I am not one to become frustrated or angry with the horse for not responding to something in the way I was intending for him to. I operate in a very sequential and rhythmic pattern, following a specific set of principles and methods which I believe help to alleviate the need for me to react to a horse’s behavior in some negative emotion. There is a quote by Buck Brannaman which reads, “It’s been a long time since I was afraid. Fear has to do with helplessness. The only thing that conquers it is knowledge. When you learn about how a horse thinks and makes decisions, that helplessness goes away.” I feel that the same can be said for negative emotions such as frustration and anger. You see a lot of people reacting with frustration and anger at their horses. When the handler runs out of knowledge and doesn’t understand well enough how the horse operates, to better assist their horse in the task at hand, anger and frustration can easily surface. It is best to keep those emotions at bay and seek help when you need it. I don’t have all of the answers, and I’m really not sure anyone does. But I believe it is in the horse’s best interest to remain calm, focus on the task, and try to determine what you can do to help your horse, rather than react quickly in a way that may hinder progress.
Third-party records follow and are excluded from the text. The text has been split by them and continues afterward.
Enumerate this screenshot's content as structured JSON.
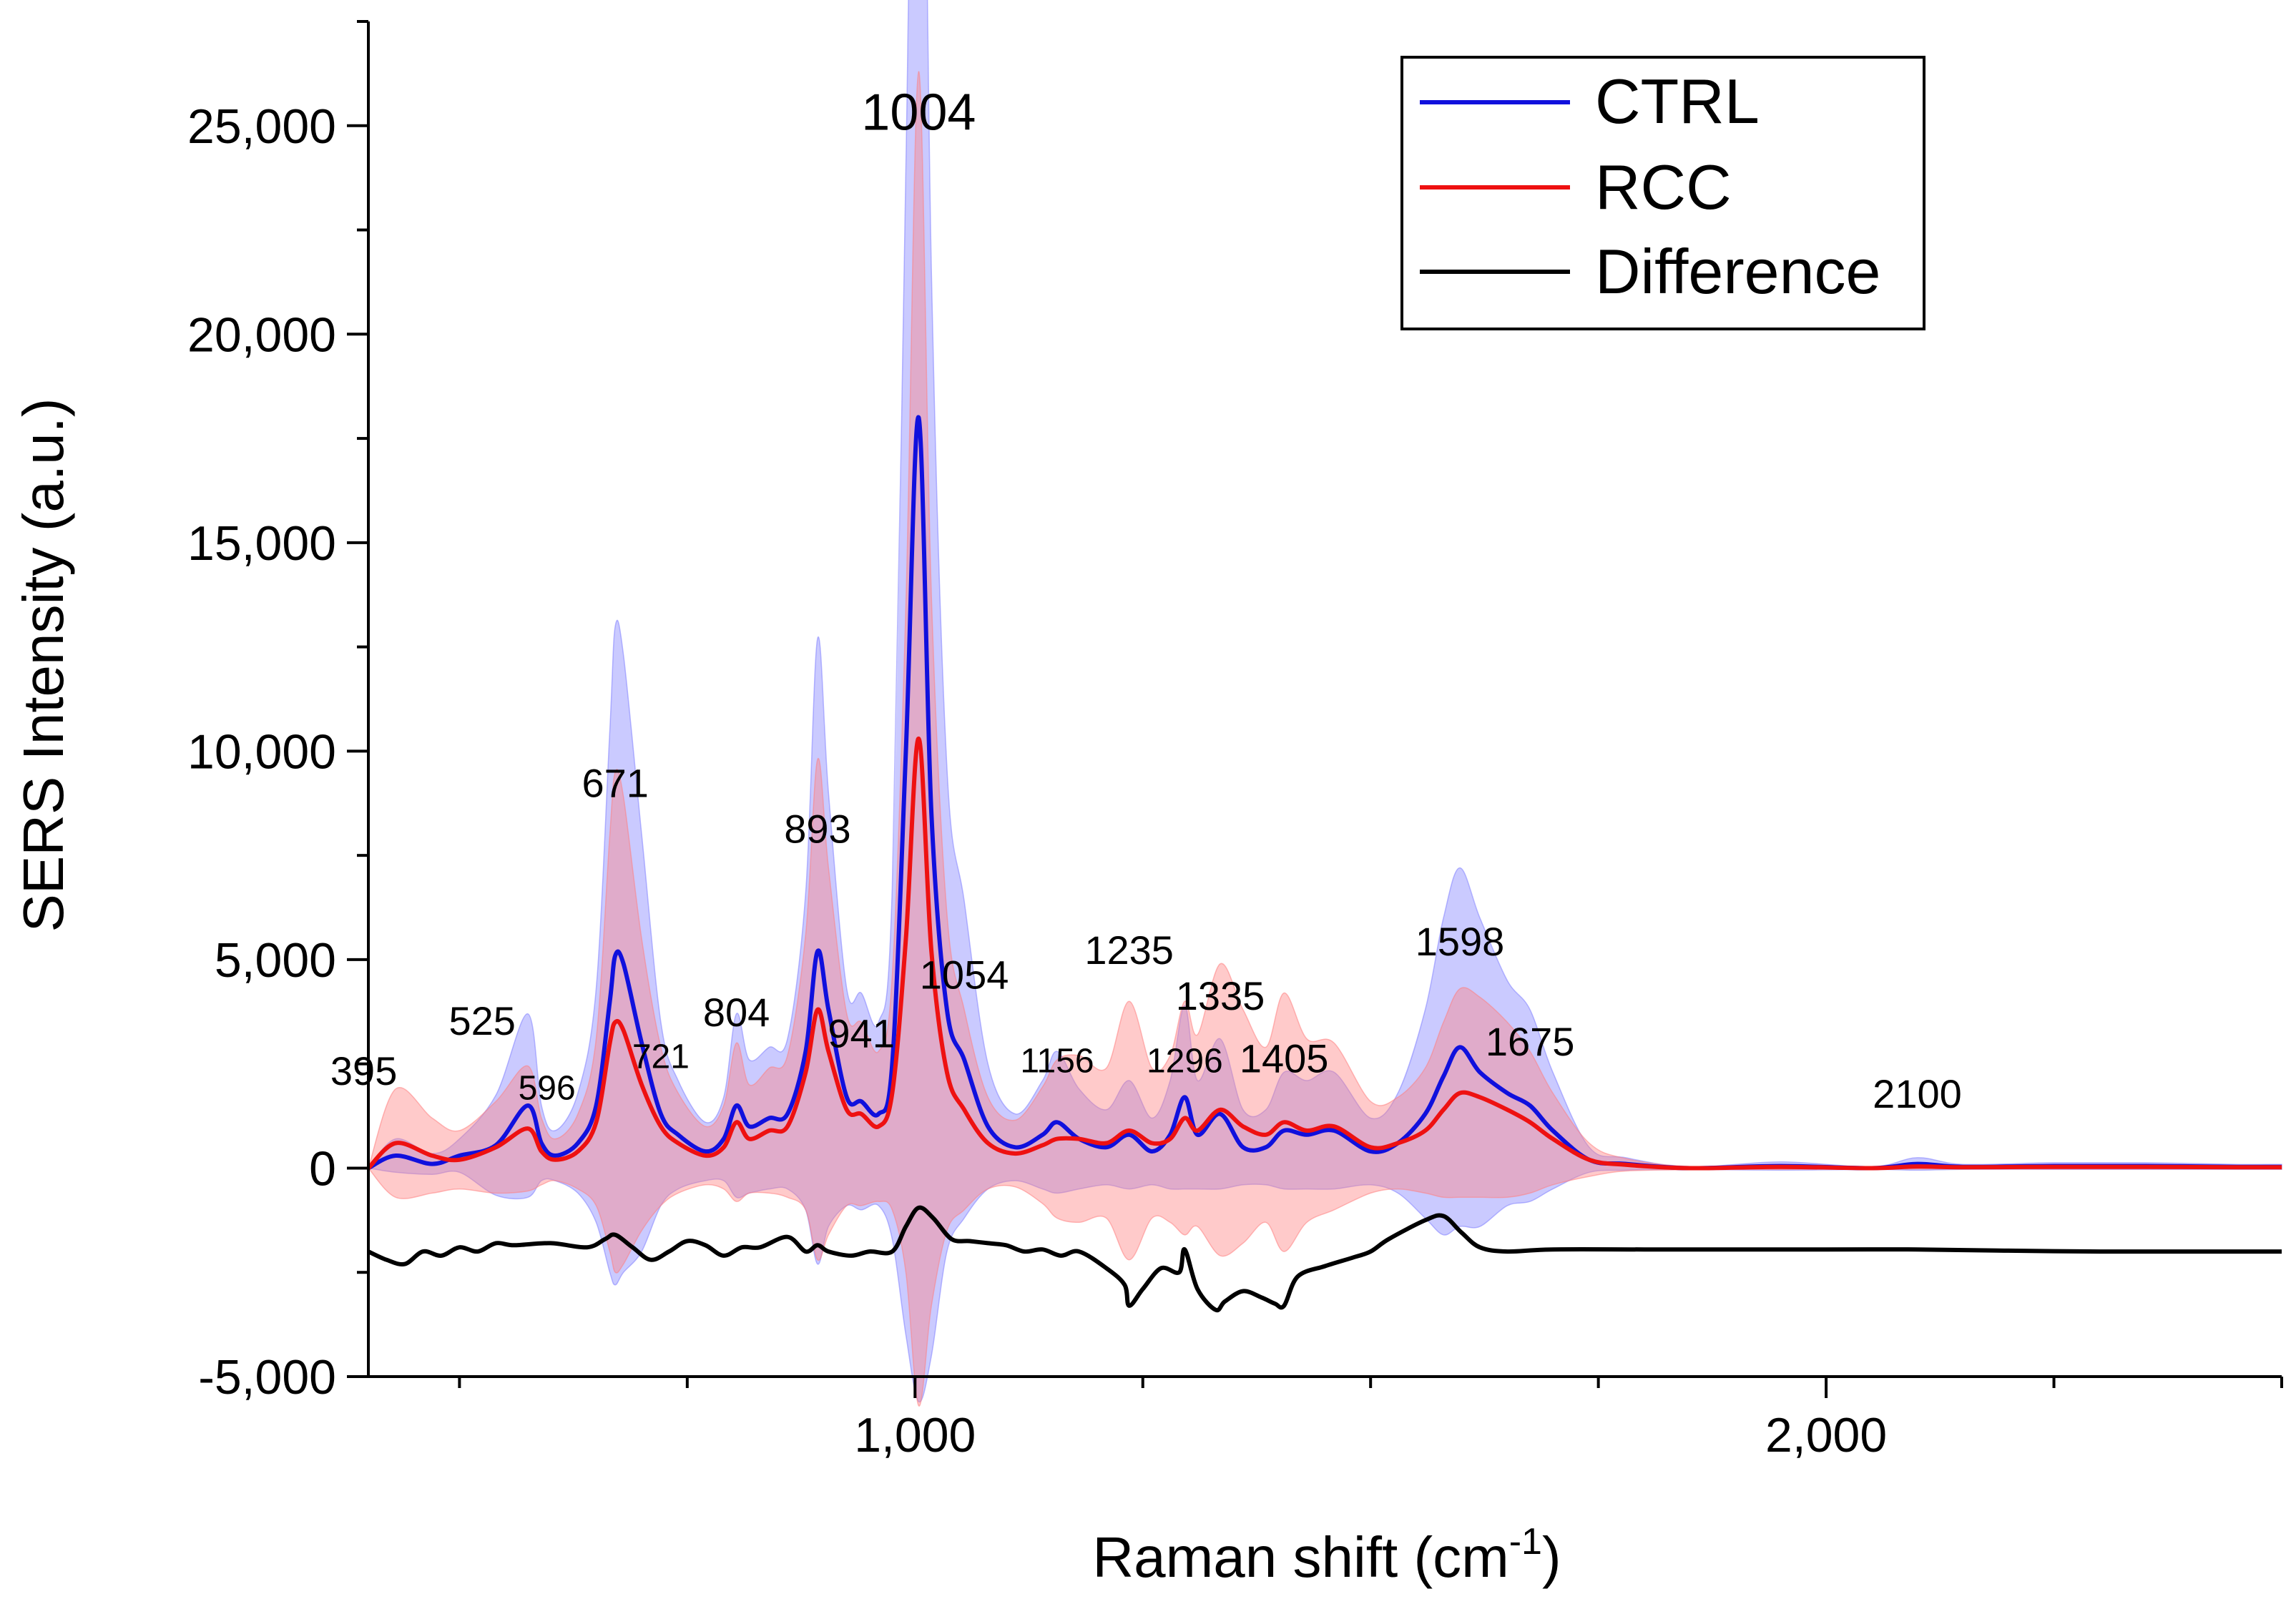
{
  "chart_data": {
    "type": "line",
    "xlabel_main": "Raman shift (cm",
    "xlabel_sup": "-1",
    "xlabel_end": ")",
    "ylabel": "SERS Intensity (a.u.)",
    "xlim": [
      400,
      2500
    ],
    "ylim": [
      -5000,
      27500
    ],
    "x_ticks": [
      1000,
      2000
    ],
    "x_tick_labels": [
      "1,000",
      "2,000"
    ],
    "y_ticks": [
      -5000,
      0,
      5000,
      10000,
      15000,
      20000,
      25000
    ],
    "y_tick_labels": [
      "-5,000",
      "0",
      "5,000",
      "10,000",
      "15,000",
      "20,000",
      "25,000"
    ],
    "legend_position": "top-right",
    "series": [
      {
        "name": "CTRL",
        "color": "#1010dd",
        "band_color": "#8080ff",
        "x": [
          400,
          430,
          470,
          500,
          540,
          575,
          590,
          605,
          630,
          650,
          665,
          671,
          680,
          700,
          721,
          740,
          770,
          790,
          804,
          818,
          840,
          860,
          880,
          893,
          905,
          925,
          941,
          960,
          975,
          990,
          1004,
          1018,
          1035,
          1054,
          1080,
          1110,
          1140,
          1156,
          1180,
          1210,
          1235,
          1260,
          1280,
          1296,
          1310,
          1335,
          1360,
          1385,
          1405,
          1430,
          1460,
          1500,
          1530,
          1560,
          1580,
          1598,
          1620,
          1650,
          1675,
          1700,
          1740,
          1780,
          1850,
          1950,
          2050,
          2100,
          2150,
          2250,
          2350,
          2450,
          2500
        ],
        "y": [
          0,
          300,
          100,
          300,
          550,
          1500,
          600,
          300,
          600,
          1500,
          4000,
          5100,
          4900,
          3000,
          1300,
          800,
          400,
          700,
          1500,
          1000,
          1200,
          1300,
          2800,
          5200,
          3800,
          1700,
          1600,
          1300,
          2500,
          10000,
          18000,
          8500,
          3800,
          2600,
          1000,
          500,
          800,
          1100,
          700,
          500,
          800,
          400,
          800,
          1700,
          800,
          1300,
          500,
          500,
          900,
          800,
          900,
          400,
          600,
          1300,
          2200,
          2900,
          2300,
          1800,
          1500,
          900,
          200,
          100,
          0,
          50,
          0,
          100,
          30,
          50,
          50,
          30,
          30
        ],
        "band": [
          0,
          400,
          250,
          400,
          1200,
          2200,
          900,
          600,
          1200,
          2800,
          6500,
          7900,
          7400,
          5000,
          2200,
          1300,
          700,
          1000,
          2200,
          1600,
          1700,
          1800,
          3800,
          7500,
          5200,
          2600,
          2600,
          2200,
          4200,
          14000,
          23600,
          13000,
          5800,
          3800,
          1500,
          800,
          1300,
          1700,
          1200,
          900,
          1300,
          800,
          1300,
          2200,
          1300,
          1800,
          900,
          900,
          1400,
          1300,
          1400,
          800,
          1200,
          2500,
          3800,
          4300,
          3700,
          2700,
          2300,
          1400,
          300,
          150,
          30,
          100,
          30,
          150,
          60,
          80,
          80,
          60,
          60
        ]
      },
      {
        "name": "RCC",
        "color": "#ee1111",
        "band_color": "#ff8080",
        "x": [
          400,
          430,
          470,
          500,
          540,
          575,
          590,
          605,
          630,
          650,
          665,
          671,
          680,
          700,
          721,
          740,
          770,
          790,
          804,
          818,
          840,
          860,
          880,
          893,
          905,
          925,
          941,
          960,
          975,
          990,
          1004,
          1018,
          1035,
          1054,
          1080,
          1110,
          1140,
          1156,
          1180,
          1210,
          1235,
          1260,
          1280,
          1296,
          1310,
          1335,
          1360,
          1385,
          1405,
          1430,
          1460,
          1500,
          1530,
          1560,
          1580,
          1598,
          1620,
          1650,
          1675,
          1700,
          1740,
          1780,
          1850,
          1950,
          2050,
          2100,
          2150,
          2250,
          2350,
          2450,
          2500
        ],
        "y": [
          0,
          600,
          300,
          200,
          500,
          950,
          400,
          200,
          400,
          1100,
          3000,
          3500,
          3300,
          2000,
          1000,
          600,
          300,
          500,
          1100,
          700,
          900,
          1000,
          2300,
          3800,
          2800,
          1400,
          1300,
          1000,
          1800,
          5500,
          10300,
          5200,
          2300,
          1400,
          600,
          350,
          550,
          700,
          700,
          600,
          900,
          600,
          700,
          1200,
          900,
          1400,
          1000,
          800,
          1100,
          900,
          1000,
          500,
          600,
          900,
          1400,
          1800,
          1700,
          1400,
          1100,
          700,
          200,
          80,
          0,
          30,
          0,
          40,
          20,
          30,
          30,
          20,
          20
        ],
        "band": [
          0,
          1300,
          900,
          700,
          1100,
          1500,
          800,
          500,
          900,
          2000,
          5000,
          6000,
          5600,
          3500,
          1900,
          1200,
          700,
          1000,
          1900,
          1300,
          1500,
          1700,
          3300,
          6000,
          4400,
          2300,
          2200,
          1800,
          2800,
          8000,
          16000,
          8500,
          3800,
          2400,
          1100,
          800,
          1400,
          1900,
          2000,
          1800,
          3100,
          1800,
          2000,
          2800,
          2300,
          3500,
          2800,
          2100,
          3100,
          2200,
          2000,
          1100,
          1100,
          1500,
          2100,
          2500,
          2400,
          2100,
          1700,
          1100,
          400,
          150,
          40,
          60,
          30,
          60,
          40,
          50,
          50,
          40,
          40
        ]
      },
      {
        "name": "Difference",
        "color": "#000000",
        "x": [
          400,
          420,
          440,
          460,
          480,
          500,
          520,
          540,
          560,
          600,
          640,
          660,
          671,
          690,
          710,
          730,
          750,
          770,
          790,
          810,
          830,
          860,
          880,
          893,
          905,
          930,
          950,
          975,
          990,
          1004,
          1020,
          1040,
          1060,
          1080,
          1100,
          1120,
          1140,
          1160,
          1180,
          1210,
          1230,
          1235,
          1250,
          1270,
          1290,
          1296,
          1310,
          1330,
          1340,
          1360,
          1380,
          1395,
          1405,
          1420,
          1450,
          1480,
          1500,
          1520,
          1560,
          1580,
          1600,
          1620,
          1650,
          1700,
          1800,
          1900,
          2000,
          2100,
          2200,
          2300,
          2400,
          2500
        ],
        "y": [
          -2000,
          -2200,
          -2300,
          -2000,
          -2100,
          -1900,
          -2000,
          -1800,
          -1850,
          -1800,
          -1900,
          -1700,
          -1600,
          -1900,
          -2200,
          -2000,
          -1750,
          -1850,
          -2100,
          -1900,
          -1900,
          -1650,
          -2000,
          -1850,
          -2000,
          -2100,
          -2000,
          -2000,
          -1400,
          -950,
          -1200,
          -1700,
          -1750,
          -1800,
          -1850,
          -2000,
          -1950,
          -2100,
          -2000,
          -2400,
          -2800,
          -3300,
          -2900,
          -2400,
          -2500,
          -1950,
          -2900,
          -3400,
          -3200,
          -2950,
          -3100,
          -3250,
          -3300,
          -2600,
          -2350,
          -2150,
          -2000,
          -1700,
          -1250,
          -1150,
          -1550,
          -1900,
          -2000,
          -1950,
          -1950,
          -1950,
          -1950,
          -1950,
          -1980,
          -2000,
          -2000,
          -2000
        ]
      }
    ],
    "annotations": [
      {
        "text": "395",
        "x": 395,
        "y": 2000
      },
      {
        "text": "525",
        "x": 525,
        "y": 3200
      },
      {
        "text": "596",
        "x": 596,
        "y": 1650
      },
      {
        "text": "671",
        "x": 671,
        "y": 8900
      },
      {
        "text": "721",
        "x": 721,
        "y": 2400
      },
      {
        "text": "804",
        "x": 804,
        "y": 3400
      },
      {
        "text": "893",
        "x": 893,
        "y": 7800
      },
      {
        "text": "941",
        "x": 941,
        "y": 2900
      },
      {
        "text": "1004",
        "x": 1004,
        "y": 24900
      },
      {
        "text": "1054",
        "x": 1054,
        "y": 4300
      },
      {
        "text": "1156",
        "x": 1156,
        "y": 2300
      },
      {
        "text": "1235",
        "x": 1235,
        "y": 4900
      },
      {
        "text": "1296",
        "x": 1296,
        "y": 2300
      },
      {
        "text": "1335",
        "x": 1335,
        "y": 3800
      },
      {
        "text": "1405",
        "x": 1405,
        "y": 2300
      },
      {
        "text": "1598",
        "x": 1598,
        "y": 5100
      },
      {
        "text": "1675",
        "x": 1675,
        "y": 2700
      },
      {
        "text": "2100",
        "x": 2100,
        "y": 1450
      }
    ]
  }
}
Gaining that knowledge, and gaining education of any kind, involves reflection. I encourage everyone reading this to take a moment to reflect on this new study, which now proves that horses can read negative emotions, and ask yourselves, “Does this change the way I interact with my horse?”
I am a Board Certified Behavior Analyst (BCBA), who has taken my knowledge in Applied Behavior Analysis, and the methodology of expert horse trainers, to create an Equine training program that is anything but average. Working with my own horses has led me to discover my passion for not just training horses, but practicing quality horsemanship. For the best interest of the horses, I hope to spread this interest in quality horsemanship.